First Mosquitoes Testing Positive for West Nile Virus in Illinois in 2022 Reported in Roselle, DuPage County
CHICAGO – The Illinois Department of Public Health (IDPH) has confirmed the first mosquitoes to test positive for West Nile virus in Illinois in 2022. The DuPage County Health Department collected a positive mosquito batch on May 24, from Roselle in DuPage. No human cases of West Nile virus have been reported so far this year.
“This is the time of year when West Nile virus make its annual appearance,” said IDPH Acting Director Amaal Tokars. “We remind everyone -- and especially older people and those with weakened immune systems -- to take precautions to protect themselves from mosquitoes and the viruses they carry by wearing insect repellent and eliminating standing water around their home where mosquitos breed.”
Monitoring for West Nile virus in Illinois includes laboratory tests for mosquito batches, dead crows, blue jays, robins and other perching birds, as well as testing sick horses and humans with West Nile virus-like symptoms. People who see a sick or dying crow, blue jay, robin or other perching bird should contact their local health department or check their website for details to determine if the bird will be picked up for testing.
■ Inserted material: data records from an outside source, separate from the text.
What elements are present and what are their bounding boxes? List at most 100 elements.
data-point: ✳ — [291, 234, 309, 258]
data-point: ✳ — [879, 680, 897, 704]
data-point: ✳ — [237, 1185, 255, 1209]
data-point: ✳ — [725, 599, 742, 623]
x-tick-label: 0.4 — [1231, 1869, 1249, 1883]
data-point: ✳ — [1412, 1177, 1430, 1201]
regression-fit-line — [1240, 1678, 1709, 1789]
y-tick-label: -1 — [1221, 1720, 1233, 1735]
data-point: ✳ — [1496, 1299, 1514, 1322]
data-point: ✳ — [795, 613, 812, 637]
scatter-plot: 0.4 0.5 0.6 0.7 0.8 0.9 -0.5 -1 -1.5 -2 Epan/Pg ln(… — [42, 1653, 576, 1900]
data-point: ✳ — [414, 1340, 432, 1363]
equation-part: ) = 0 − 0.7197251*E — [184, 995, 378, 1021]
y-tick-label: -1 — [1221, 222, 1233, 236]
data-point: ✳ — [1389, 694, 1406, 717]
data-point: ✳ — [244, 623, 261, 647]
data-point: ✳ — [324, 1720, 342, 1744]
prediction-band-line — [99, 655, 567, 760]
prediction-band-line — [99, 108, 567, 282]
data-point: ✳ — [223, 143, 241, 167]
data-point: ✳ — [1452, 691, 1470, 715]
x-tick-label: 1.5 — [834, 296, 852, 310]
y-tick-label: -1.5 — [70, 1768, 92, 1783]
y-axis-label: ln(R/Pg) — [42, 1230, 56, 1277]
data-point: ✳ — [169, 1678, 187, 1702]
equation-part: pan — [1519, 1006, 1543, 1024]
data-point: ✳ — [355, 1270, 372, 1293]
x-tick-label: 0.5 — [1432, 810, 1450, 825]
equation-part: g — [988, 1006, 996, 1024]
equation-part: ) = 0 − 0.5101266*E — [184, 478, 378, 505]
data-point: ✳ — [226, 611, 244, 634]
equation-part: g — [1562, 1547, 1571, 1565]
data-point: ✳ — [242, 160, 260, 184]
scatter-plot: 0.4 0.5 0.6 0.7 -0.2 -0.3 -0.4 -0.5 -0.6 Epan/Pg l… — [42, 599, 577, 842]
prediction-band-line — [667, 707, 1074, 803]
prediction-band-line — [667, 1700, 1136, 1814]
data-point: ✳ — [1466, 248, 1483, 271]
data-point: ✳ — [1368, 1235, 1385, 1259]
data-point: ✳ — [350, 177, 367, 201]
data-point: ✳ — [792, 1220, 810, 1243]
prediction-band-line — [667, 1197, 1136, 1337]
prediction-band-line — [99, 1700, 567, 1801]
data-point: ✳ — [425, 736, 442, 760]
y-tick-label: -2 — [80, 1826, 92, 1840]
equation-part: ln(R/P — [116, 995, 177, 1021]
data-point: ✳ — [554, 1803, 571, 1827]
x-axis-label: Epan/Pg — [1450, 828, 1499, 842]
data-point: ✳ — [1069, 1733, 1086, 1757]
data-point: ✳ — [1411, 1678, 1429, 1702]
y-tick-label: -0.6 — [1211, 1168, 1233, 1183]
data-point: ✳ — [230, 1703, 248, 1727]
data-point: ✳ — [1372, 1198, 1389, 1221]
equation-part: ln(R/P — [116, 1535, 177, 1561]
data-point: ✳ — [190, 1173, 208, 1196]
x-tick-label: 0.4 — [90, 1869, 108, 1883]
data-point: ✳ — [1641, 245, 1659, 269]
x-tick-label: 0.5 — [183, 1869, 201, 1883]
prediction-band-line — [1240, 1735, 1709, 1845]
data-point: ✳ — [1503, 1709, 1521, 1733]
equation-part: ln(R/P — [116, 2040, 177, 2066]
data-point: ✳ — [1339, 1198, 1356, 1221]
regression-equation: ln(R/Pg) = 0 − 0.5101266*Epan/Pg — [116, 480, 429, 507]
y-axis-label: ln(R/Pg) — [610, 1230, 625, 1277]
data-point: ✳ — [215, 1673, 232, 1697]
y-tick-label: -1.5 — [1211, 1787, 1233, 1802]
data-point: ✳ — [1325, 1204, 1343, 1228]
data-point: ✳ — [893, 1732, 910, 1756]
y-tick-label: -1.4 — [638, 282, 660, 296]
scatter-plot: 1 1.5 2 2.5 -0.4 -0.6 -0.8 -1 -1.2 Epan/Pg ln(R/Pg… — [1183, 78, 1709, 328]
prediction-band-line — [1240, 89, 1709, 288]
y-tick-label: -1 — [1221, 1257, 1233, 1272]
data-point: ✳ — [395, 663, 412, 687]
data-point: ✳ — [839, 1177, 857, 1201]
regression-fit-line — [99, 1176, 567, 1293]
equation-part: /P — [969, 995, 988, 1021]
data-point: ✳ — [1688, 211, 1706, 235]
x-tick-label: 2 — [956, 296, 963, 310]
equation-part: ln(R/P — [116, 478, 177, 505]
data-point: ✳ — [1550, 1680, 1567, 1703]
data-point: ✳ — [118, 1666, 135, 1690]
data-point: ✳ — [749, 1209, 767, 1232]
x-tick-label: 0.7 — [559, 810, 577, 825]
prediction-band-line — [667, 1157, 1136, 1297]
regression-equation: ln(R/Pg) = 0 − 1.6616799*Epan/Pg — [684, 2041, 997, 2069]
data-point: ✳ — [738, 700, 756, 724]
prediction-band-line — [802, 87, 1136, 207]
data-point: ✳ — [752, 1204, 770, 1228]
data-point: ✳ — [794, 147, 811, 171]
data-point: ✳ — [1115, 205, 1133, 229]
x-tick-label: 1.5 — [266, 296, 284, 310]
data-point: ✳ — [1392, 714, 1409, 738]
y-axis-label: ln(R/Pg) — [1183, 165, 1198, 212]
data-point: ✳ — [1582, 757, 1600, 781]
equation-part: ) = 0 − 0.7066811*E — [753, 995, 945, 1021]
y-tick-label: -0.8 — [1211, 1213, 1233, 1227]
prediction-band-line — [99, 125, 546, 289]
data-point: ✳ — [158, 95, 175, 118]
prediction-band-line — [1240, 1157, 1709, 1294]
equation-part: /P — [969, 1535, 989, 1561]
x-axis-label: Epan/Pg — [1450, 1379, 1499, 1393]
West Nile virus is transmitted through the bite of a Culex pipiens mosquito, commonly called a house mosquito, that has picked up the virus by feeding on an infected bird. Common symptoms include fever, nausea, headache and muscle aches. Symptoms may last from a few days to a few weeks. However, four out of five people infected with West Nile virus will not show any symptoms. In rare cases, severe illness including meningitis, encephalitis, or even death, can occur. People older than 60 and individuals with weakened immune systems are at higher risk for severe illness from West Nile virus.
The first mosquitoes to test positive for West Nile virus in Illinois in 2021 were collected on June 9 in Skokie. Last year, 48 counties in Illinois reported a West Nile virus positive mosquito batch, bird, horse, and /or human case. IDPH reported 64 human cases (although human cases are underreported), including five deaths.
IDPH encourages the public to Fight the Bite by practicing the three “R’s” – reduce, repel, and report:
Make sure doors and windows have tight-fitting screens. Repair or replace screens that have tears or other openings. Try to keep doors and windows shut. Eliminate, or refresh each week, all sources of standing water where mosquitoes can breed, including water in bird baths, ponds, flowerpots, wading pools, old tires, and any other containers.
When outdoors, wear shoes and socks, long pants and a light-colored, long-sleeved shirt, and apply an EPA-registered insect repellent that contains DEET, picaridin, oil of lemon eucalyptus, or IR 3535 according to label instructions. Consult a physician before using repellents on infants.
Report locations where you see water sitting stagnant for more than a week such as roadside ditches, flooded yards, and similar locations that may produce mosquitoes. The local health department or city government may be able to add larvicide to the water, which will kill any mosquito larvae.